If we combine all of the steps, our finished example will look like this.
from pyspark.sql import functions as F
from pyspark.sql.window import Window
from datetime import datetime
headers = ["date", "product", "price"]
data = [
[datetime(2022, 1, 10), "Bose Revolve+", 330],
[datetime(2022, 1, 11), "JBL Partybox", 299],
[datetime(2022, 1, 12), "Bose Revolve+", 299],
[datetime(2022, 1, 14), "Bose Revolve+", 399],
[datetime(2022, 1, 18), "JBL Partybox", 300],
[datetime(2022, 1, 29), "Bose Revolve+", 450],
[datetime(2022, 1, 13), "JBL Partybox", 275],
[datetime(2022, 2, 10), "Bose Revolve+", 360],
[datetime(2022, 2, 13), "JBL Partybox", 269],
[datetime(2022, 2, 10), "Bose Revolve+", 200],
[datetime(2022, 2, 16), "Bose Revolve+", None],
]
df = spark.createDataFrame(data, headers)
window_spec = (
Window.partitionBy("year", "month", "product")
.orderBy("date")
.rowsBetween(Window.unboundedPreceding, Window.unboundedFollowing)
)
first_last_df = (
df.withColumn("year", F.year("date"))
.withColumn("month", F.month("date"))
.withColumn("first_value", F.first("price", ignorenulls=True).over(window_spec))
.withColumn("last_value", F.last("price", ignorenulls=True).over(window_spec))

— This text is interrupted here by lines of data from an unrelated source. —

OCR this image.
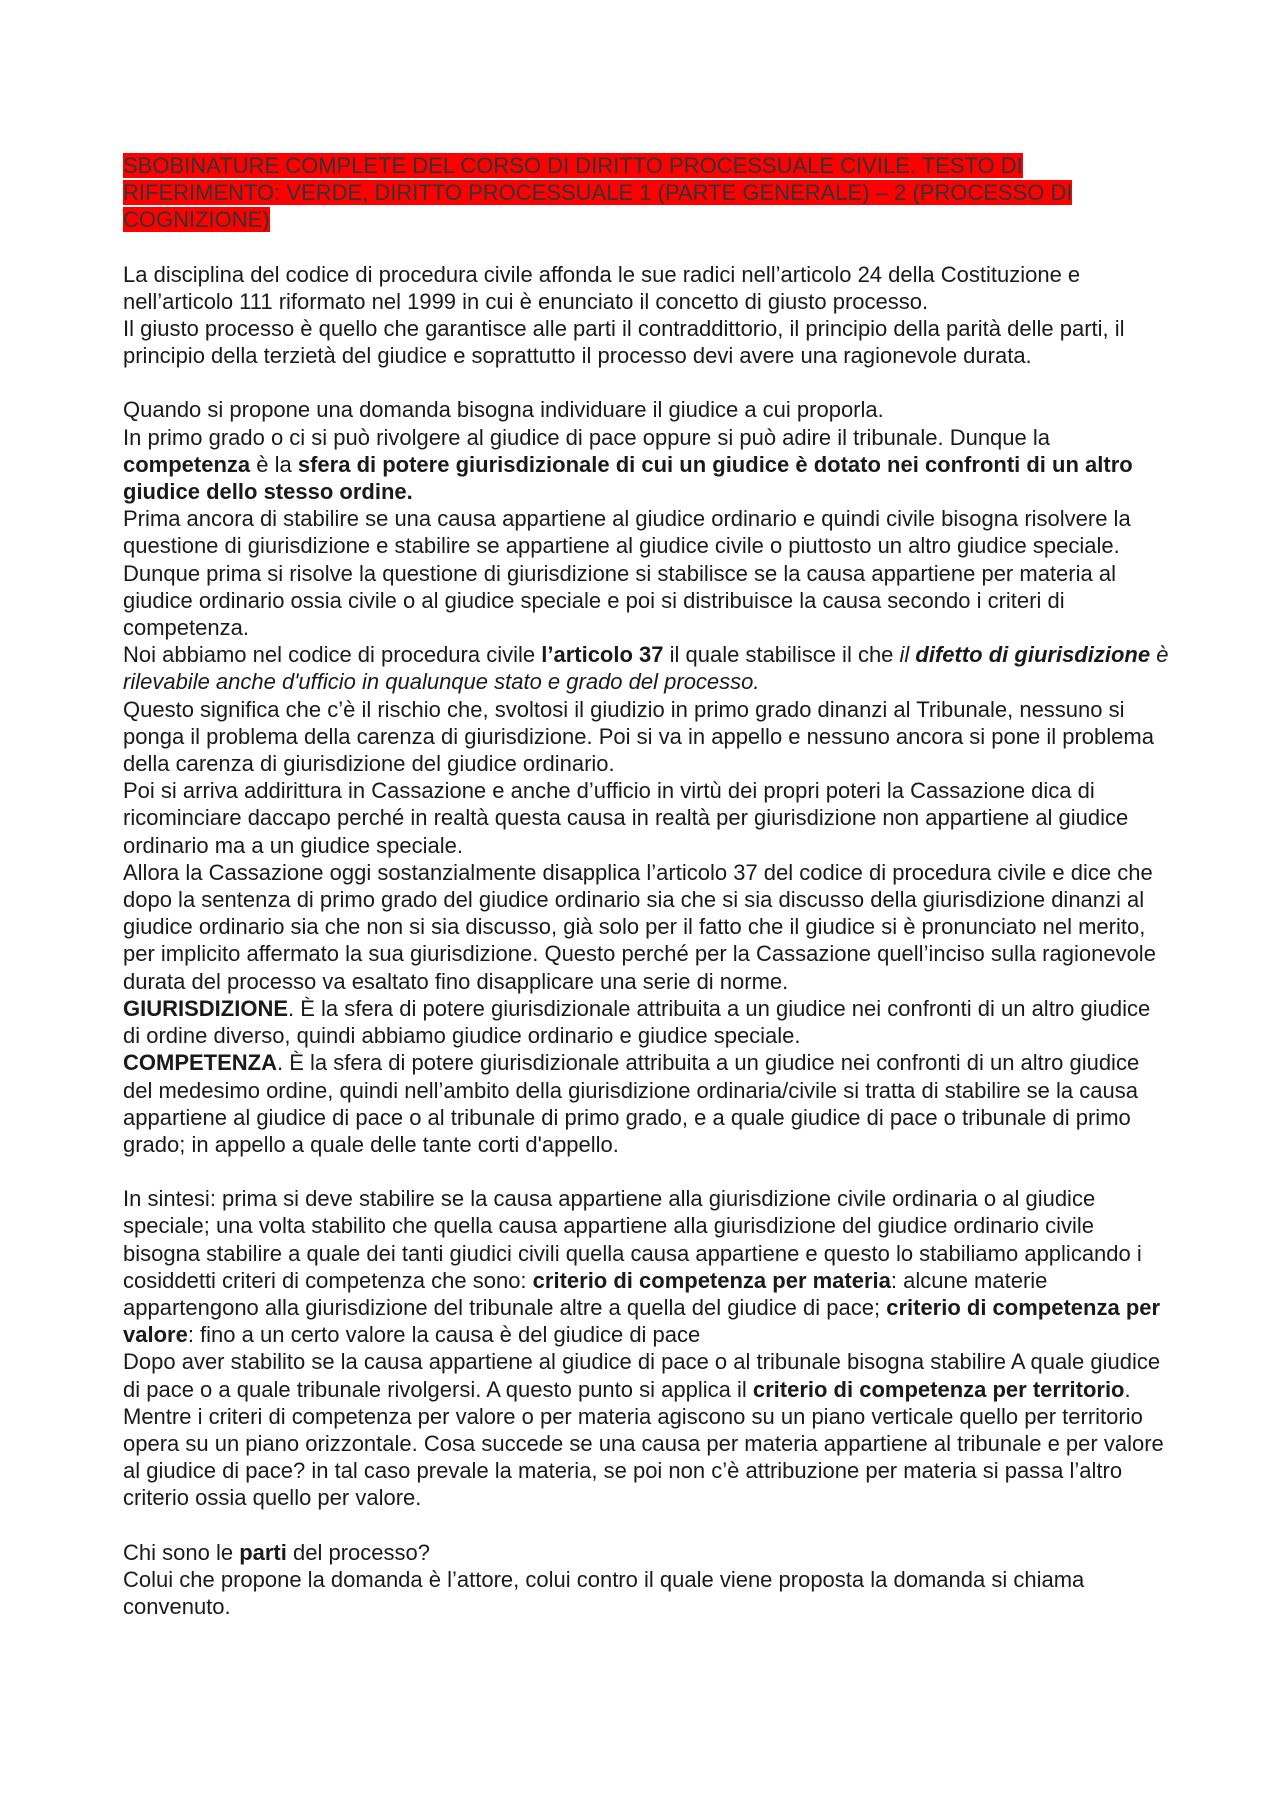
SBOBINATURE COMPLETE DEL CORSO DI DIRITTO PROCESSUALE CIVILE. TESTO DI RIFERIMENTO: VERDE, DIRITTO PROCESSUALE 1 (PARTE GENERALE) – 2 (PROCESSO DI COGNIZIONE)

La disciplina del codice di procedura civile affonda le sue radici nell’articolo 24 della Costituzione e nell’articolo 111 riformato nel 1999 in cui è enunciato il concetto di giusto processo.

Il giusto processo è quello che garantisce alle parti il contraddittorio, il principio della parità delle parti, il principio della terzietà del giudice e soprattutto il processo devi avere una ragionevole durata.

Quando si propone una domanda bisogna individuare il giudice a cui proporla.

In primo grado o ci si può rivolgere al giudice di pace oppure si può adire il tribunale. Dunque la competenza è la sfera di potere giurisdizionale di cui un giudice è dotato nei confronti di un altro giudice dello stesso ordine.

Prima ancora di stabilire se una causa appartiene al giudice ordinario e quindi civile bisogna risolvere la questione di giurisdizione e stabilire se appartiene al giudice civile o piuttosto un altro giudice speciale. Dunque prima si risolve la questione di giurisdizione si stabilisce se la causa appartiene per materia al giudice ordinario ossia civile o al giudice speciale e poi si distribuisce la causa secondo i criteri di competenza.

Noi abbiamo nel codice di procedura civile l’articolo 37 il quale stabilisce il che il difetto di giurisdizione è rilevabile anche d'ufficio in qualunque stato e grado del processo.

Questo significa che c’è il rischio che, svoltosi il giudizio in primo grado dinanzi al Tribunale, nessuno si ponga il problema della carenza di giurisdizione. Poi si va in appello e nessuno ancora si pone il problema della carenza di giurisdizione del giudice ordinario.

Poi si arriva addirittura in Cassazione e anche d’ufficio in virtù dei propri poteri la Cassazione dica di ricominciare daccapo perché in realtà questa causa in realtà per giurisdizione non appartiene al giudice ordinario ma a un giudice speciale.

Allora la Cassazione oggi sostanzialmente disapplica l’articolo 37 del codice di procedura civile e dice che dopo la sentenza di primo grado del giudice ordinario sia che si sia discusso della giurisdizione dinanzi al giudice ordinario sia che non si sia discusso, già solo per il fatto che il giudice si è pronunciato nel merito, per implicito affermato la sua giurisdizione. Questo perché per la Cassazione quell’inciso sulla ragionevole durata del processo va esaltato fino disapplicare una serie di norme.

GIURISDIZIONE. È la sfera di potere giurisdizionale attribuita a un giudice nei confronti di un altro giudice di ordine diverso, quindi abbiamo giudice ordinario e giudice speciale.

COMPETENZA. È la sfera di potere giurisdizionale attribuita a un giudice nei confronti di un altro giudice del medesimo ordine, quindi nell’ambito della giurisdizione ordinaria/civile si tratta di stabilire se la causa appartiene al giudice di pace o al tribunale di primo grado, e a quale giudice di pace o tribunale di primo grado; in appello a quale delle tante corti d'appello.

In sintesi: prima si deve stabilire se la causa appartiene alla giurisdizione civile ordinaria o al giudice speciale; una volta stabilito che quella causa appartiene alla giurisdizione del giudice ordinario civile bisogna stabilire a quale dei tanti giudici civili quella causa appartiene e questo lo stabiliamo applicando i cosiddetti criteri di competenza che sono: criterio di competenza per materia: alcune materie appartengono alla giurisdizione del tribunale altre a quella del giudice di pace; criterio di competenza per valore: fino a un certo valore la causa è del giudice di pace

Dopo aver stabilito se la causa appartiene al giudice di pace o al tribunale bisogna stabilire A quale giudice di pace o a quale tribunale rivolgersi. A questo punto si applica il criterio di competenza per territorio. Mentre i criteri di competenza per valore o per materia agiscono su un piano verticale quello per territorio opera su un piano orizzontale. Cosa succede se una causa per materia appartiene al tribunale e per valore al giudice di pace? in tal caso prevale la materia, se poi non c’è attribuzione per materia si passa l’altro criterio ossia quello per valore.

Chi sono le parti del processo?

Colui che propone la domanda è l’attore, colui contro il quale viene proposta la domanda si chiama convenuto.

.select(["year", "month", "product", "first_value", "last_value"])
.distinct()
)
first_last_df.show()
# +----+-----+-------------+-----------+----------+
# |year|month| product|first_value|last_value|
# +----+-----+-------------+-----------+----------+
# |2022| 1|Bose Revolve+| 330| 450|
# |2022| 1| JBL Partybox| 299| 300|
# |2022| 2|Bose Revolve+| 360| 200|
# |2022| 2| JBL Partybox| 269| 269|
# +----+-----+-------------+-----------+----------+
Conclusion
We covered a lot of ground in this comprehensive tutorial on Window Functions. We’ve seen that there are a variety of Window Functions that can perform complex calculations in PySpark. We run those functions across different partitions in our window. We’ve seen how crucial ordering is because it completely changes the outcome of our calculations. Finally, we cast a quick glance at the frame clause. By defining a rangeBetween and rowsBetween clause, we can easily include or exclude sets of rows within our partition. We select all the rows based on value ranges or the number of rows by specifying a lower and upper limit.
By utilizing these six Window Functions in PySpark, you power up your data processing and analysis. So don't wait any longer, start using window functions in your processing today!